In order to obtain a better representation of an injector, the particles can be staggered either spatially or temporally. When particles are staggered spatially, FLUENT randomly samples from the region in which the spray is specified (e.g., the sheet thickness in the pressure-swirl atomizer) so that as the calculation progresses, trajectories will originate from the entire region. This allows the entire geometry specified in the atomizer to be sampled while specifying fewer streams in the input panel, thus decreasing computational expense.

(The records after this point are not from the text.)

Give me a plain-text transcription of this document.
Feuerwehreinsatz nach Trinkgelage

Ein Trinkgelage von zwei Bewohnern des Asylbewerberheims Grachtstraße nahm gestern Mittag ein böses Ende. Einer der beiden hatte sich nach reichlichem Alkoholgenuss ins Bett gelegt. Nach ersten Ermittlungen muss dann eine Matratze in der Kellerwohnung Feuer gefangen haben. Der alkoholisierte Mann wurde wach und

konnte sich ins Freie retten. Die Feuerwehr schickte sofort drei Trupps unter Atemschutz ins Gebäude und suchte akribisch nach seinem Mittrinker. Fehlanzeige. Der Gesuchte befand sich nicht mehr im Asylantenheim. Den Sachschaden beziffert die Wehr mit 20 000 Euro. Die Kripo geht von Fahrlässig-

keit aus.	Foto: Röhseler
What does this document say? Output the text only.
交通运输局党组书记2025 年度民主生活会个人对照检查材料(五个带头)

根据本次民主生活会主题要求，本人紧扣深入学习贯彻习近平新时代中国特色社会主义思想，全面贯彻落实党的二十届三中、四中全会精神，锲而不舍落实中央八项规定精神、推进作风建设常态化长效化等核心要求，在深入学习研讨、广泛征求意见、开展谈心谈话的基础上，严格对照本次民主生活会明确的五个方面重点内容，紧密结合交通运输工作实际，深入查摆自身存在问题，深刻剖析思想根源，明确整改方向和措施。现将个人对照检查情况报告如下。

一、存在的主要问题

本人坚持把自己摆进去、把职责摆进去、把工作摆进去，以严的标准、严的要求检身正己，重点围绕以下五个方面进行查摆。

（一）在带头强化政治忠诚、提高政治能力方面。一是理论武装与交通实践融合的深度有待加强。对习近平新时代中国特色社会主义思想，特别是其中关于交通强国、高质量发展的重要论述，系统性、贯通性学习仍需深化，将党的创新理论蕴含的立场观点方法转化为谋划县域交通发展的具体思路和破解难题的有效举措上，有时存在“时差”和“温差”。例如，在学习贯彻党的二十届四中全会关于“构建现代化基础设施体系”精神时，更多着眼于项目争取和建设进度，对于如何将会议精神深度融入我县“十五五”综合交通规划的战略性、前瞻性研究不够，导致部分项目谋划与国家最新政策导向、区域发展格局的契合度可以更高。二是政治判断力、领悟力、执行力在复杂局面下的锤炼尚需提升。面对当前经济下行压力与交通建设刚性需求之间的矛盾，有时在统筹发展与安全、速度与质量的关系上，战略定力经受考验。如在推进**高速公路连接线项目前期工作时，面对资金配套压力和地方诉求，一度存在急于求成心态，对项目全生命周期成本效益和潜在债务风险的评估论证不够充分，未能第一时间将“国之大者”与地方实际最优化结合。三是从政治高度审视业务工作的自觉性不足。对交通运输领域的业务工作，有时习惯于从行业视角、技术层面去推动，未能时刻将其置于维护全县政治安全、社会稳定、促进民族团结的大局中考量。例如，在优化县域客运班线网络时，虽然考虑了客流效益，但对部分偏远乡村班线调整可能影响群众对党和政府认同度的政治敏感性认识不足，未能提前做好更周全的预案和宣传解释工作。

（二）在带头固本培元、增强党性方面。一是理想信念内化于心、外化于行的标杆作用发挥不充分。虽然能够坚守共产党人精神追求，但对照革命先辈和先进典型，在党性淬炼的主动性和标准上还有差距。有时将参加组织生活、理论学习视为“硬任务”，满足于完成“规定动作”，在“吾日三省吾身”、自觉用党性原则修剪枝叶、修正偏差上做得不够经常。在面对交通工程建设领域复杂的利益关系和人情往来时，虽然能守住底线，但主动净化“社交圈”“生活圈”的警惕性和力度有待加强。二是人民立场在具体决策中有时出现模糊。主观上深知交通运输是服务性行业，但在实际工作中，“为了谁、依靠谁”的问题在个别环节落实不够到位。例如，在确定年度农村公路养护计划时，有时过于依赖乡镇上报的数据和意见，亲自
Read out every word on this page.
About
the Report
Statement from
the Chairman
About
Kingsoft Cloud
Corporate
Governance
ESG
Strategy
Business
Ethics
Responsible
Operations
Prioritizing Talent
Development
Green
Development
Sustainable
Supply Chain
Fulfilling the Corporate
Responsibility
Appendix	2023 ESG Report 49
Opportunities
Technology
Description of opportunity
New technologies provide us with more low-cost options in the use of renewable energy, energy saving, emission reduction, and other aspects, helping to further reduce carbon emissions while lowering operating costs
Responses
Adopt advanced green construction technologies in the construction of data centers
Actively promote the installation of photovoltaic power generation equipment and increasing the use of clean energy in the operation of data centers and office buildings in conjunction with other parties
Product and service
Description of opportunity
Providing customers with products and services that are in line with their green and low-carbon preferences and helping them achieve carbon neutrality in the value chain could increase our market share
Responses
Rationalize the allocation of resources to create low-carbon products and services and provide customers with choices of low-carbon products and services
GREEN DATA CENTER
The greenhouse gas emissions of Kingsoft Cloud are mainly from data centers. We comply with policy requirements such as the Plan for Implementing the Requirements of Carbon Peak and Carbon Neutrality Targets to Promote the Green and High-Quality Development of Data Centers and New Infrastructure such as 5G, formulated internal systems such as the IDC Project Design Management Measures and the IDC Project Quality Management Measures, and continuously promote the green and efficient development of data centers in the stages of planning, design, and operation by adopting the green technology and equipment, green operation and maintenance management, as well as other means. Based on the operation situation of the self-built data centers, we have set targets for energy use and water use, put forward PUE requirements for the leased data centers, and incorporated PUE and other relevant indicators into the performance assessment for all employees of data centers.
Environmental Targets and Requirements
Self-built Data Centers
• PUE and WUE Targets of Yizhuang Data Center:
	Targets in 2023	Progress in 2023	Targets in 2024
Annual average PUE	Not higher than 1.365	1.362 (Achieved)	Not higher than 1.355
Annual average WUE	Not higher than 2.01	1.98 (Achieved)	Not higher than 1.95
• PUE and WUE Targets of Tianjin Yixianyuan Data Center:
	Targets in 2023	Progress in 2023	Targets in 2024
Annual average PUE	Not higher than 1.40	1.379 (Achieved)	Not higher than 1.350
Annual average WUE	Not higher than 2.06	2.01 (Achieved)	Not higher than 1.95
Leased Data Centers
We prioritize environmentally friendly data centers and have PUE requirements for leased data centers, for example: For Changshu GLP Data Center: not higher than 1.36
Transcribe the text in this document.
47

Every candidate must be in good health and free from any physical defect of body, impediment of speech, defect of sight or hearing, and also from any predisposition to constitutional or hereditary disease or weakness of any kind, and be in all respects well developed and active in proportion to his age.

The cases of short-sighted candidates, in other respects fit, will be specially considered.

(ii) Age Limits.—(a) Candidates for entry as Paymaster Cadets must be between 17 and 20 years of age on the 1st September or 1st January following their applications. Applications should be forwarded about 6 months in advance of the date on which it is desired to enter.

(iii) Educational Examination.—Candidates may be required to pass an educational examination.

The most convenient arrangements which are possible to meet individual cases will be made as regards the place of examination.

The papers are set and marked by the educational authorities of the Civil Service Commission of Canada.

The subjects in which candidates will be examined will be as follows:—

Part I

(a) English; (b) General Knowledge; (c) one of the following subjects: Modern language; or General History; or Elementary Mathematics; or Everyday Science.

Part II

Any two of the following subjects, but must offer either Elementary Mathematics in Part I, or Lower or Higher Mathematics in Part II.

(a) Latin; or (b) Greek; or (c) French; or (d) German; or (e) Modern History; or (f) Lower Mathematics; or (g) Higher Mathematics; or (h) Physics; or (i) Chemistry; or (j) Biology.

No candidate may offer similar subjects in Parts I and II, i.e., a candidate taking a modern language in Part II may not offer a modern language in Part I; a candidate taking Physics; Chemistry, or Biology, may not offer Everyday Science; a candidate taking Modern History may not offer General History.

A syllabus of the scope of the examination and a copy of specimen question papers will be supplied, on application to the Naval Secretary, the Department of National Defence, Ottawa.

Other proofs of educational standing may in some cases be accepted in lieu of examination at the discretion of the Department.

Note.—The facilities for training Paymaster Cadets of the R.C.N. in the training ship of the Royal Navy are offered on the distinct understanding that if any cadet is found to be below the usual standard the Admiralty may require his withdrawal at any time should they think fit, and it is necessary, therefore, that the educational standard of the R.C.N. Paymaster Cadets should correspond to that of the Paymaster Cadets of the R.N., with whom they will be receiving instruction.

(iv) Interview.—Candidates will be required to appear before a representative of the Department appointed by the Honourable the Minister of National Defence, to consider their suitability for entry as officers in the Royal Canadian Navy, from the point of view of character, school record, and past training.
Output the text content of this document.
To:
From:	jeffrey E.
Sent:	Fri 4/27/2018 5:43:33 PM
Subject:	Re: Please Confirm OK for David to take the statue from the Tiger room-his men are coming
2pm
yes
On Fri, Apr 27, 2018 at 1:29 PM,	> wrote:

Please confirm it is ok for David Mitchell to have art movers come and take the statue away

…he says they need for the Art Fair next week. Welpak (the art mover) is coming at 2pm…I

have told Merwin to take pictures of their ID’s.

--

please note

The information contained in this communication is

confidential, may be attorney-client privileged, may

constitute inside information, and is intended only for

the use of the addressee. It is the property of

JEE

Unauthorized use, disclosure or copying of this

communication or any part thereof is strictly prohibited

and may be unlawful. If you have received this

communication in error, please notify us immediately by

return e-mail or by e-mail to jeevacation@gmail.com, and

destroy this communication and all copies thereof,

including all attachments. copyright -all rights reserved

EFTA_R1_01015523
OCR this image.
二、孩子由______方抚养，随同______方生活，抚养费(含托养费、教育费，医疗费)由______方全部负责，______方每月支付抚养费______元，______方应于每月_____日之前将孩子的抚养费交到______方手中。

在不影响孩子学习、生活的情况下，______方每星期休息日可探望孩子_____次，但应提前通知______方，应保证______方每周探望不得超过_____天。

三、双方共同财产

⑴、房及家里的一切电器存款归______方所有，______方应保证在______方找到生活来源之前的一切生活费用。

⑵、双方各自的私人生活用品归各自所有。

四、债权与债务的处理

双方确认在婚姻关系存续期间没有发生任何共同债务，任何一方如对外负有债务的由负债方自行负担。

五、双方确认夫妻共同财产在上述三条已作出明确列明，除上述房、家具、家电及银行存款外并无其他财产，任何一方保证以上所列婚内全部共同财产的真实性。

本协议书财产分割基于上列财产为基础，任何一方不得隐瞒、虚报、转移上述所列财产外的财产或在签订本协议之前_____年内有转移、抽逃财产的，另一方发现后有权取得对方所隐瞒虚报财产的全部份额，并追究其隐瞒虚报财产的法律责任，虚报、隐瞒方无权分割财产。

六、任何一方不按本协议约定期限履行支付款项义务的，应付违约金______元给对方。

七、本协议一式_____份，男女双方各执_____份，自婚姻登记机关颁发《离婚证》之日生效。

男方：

When injecting particles in a transient calculation using relatively large time steps in relation to the spray event, the particles can clump together in discrete bunches. The clumps do not look physically realistic, though FLUENT calculates the trajectory for each particle as it passes through a cell and the coupling to the gas phase is properly accounted for. To obtain a statistically smoother representation of the spray, the particles can be staggered in time. During the first time step, the particle is tracked for a random percentage of its initial step. This results in a sample of the initial volume swept out by the particle during the first time step and a smoother, more uniform spatial distribution at longer time intervals.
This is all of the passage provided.